Base rate to increase to 5% amid persistent inflation fears

The Bank of England has opted to increase the base rate by 0.5% at its monthly meeting of the Monetary Policy Committee, marking the 13th consecutive interest rate rise.

Announcing the historic half point increase, the Bank said it was taking action to counter “significant upside news in recent data that indicates more persistence in the inflation process, against the background of a tight labour market and continued resilience in demand.”

The rise brings the Bank of England base rate to 5%, it’s highest level since before the global financial crisis in July 2008.

Bank of England Threadneedle st

The Bank of England at Threadneedle Street

Chancellor Jeremy Hunt said in response that the government’s resolve to tackle inflation was “watertight”, “because it is the only long-term way to relieve pressure on families with mortgages.
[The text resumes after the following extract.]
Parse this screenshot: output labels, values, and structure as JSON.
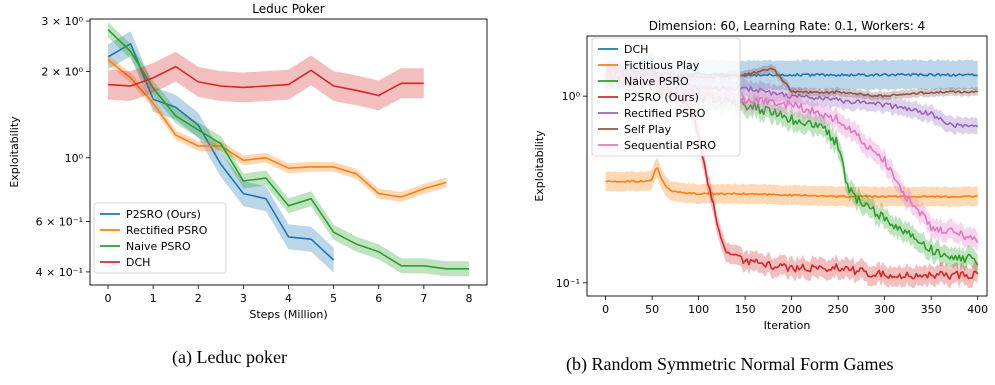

“If we don’t act now, it will be worse later”.

Share prices in leading listed housebuilders dropped around 2% on the news, following similar falls yesterday, with fears intensifying over the economic damage likely from sustained high interest rates.

Capital Economics has warned of a 25% drop in housing transactions this year, while a Treasury advisor has said that a recession will be necessary in order to bring inflation under control.

Anna Leach, deputy chief economist at business lobby group the CBI, said: “The Bank of England had no choice but to go for a bumper rate rise given that inflation had surprised on the upside for the fourth occasion. The sharper increase will come as a blow to hard-pressed households and businesses who are struggling with rising costs.

“With further rises likely from the Monetary Policy Committee this summer, the squeeze on firms and households is set to intensify as they grapple with the highest borrowing costs in 15 years.”